As I mentioned earlier, one of the most controversial issues regarding Big Data – Open Data is whether personal informaiton can ever be re-identified.
If you assemble various government data sets, or combine them with other commercially purchased data, then there is a significant risk of the data being re-identified. Blanket assertions that released data has been de-indentified are problematic. The projects de-identification focus will be evidence-based to provide an opportunity to test their claims of de-identification solutions.
Can you tell us about some of the mitigation measures you are looking at?
Non-exhaustively, we are looking at Privacy Enhancing Technologies, de-identification, differential privacy, distributed ledger technology, the semantic web1, and other technological approaches together with security controls, legal controls at the national and international level, business processes, policies and standards, frameworks, governance, structures, capability, transparency and resourcing.
I am sceptical about technological solutions that assert that they are going to be perfect in every circumstance.

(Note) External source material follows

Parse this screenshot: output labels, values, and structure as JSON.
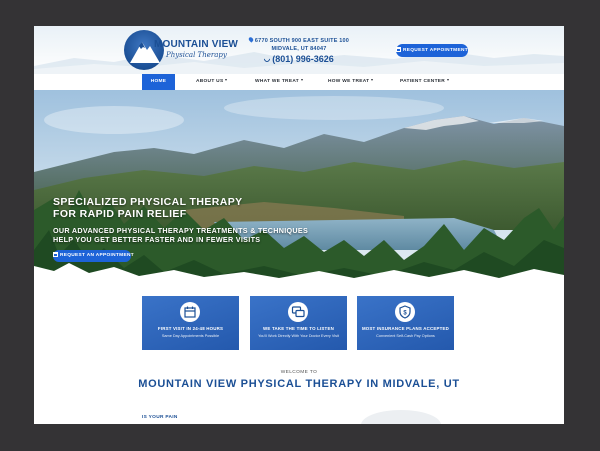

For example, at the moment the jury is out over whether differential privacy works. Differential privacy involves the preservation of data sets, sufficient to answer queries accurately, but reducing the likelihood of disclosing personal information. Some say that the noise added to the data makes it useless. Others say that the noise that is added to the data is protective of personal information. Which claims stand up to scrutiny?
The Semantic web can be used to constitute permissions that would accompany information, from which the automation of informaiton transactions can occur. Perhaps personal information coud be stored in the equivalent of an electronic envelope, associated with an application that can negotiate how the information can be used through smart contracting.
Distributed ledger technology has been mooted as being able to protect privacy and security. Distributed ledger implementations such as blockchain show good potential to make transactions accountable, transparent and secure to anyone who can read the blocks in the chain. But in many cases you may not want your private personal information to be transparent. Maybe there is an encryption solution for this. These are early days. My feeling is, it is a technology that has a range of potential benefits, probably some of them haven’t been invented yet. Again, we need to examine the claims and test them.
Technology moves quickly. So, to underpin regulatory and oversight efforts on one or a suite of technologies seems perilous to me. I think technologies can be used as ways to implement broader policies and regulatory frameworks. It’s important to have principles, standards, frameworks and structures that are risk-based and technology neutral.
What are your thoughts on data ownership?
When different professions and disciplines communicate, they face terminology problems. As a lawyer I understand confidentiality to mean a certain thing. But security professionals have a slightly different meaning and policy professionals have yet another meaning.
Data ownership is one of those expressions. Legally the term doesn’t make sense. There is no property right in information per se. ICT professionals understand data ownership as a stewardship issue that goes to who has management responsibility and who is accountable for the data.
So I think “data ownership” has to be used with care.
It’s better to manage risk against the indicators of accountability and responsibility, rather than trying to work out who owns data.
1 The Semantic Web is a set of data standards promoting common data formats and exchange protocols on the web.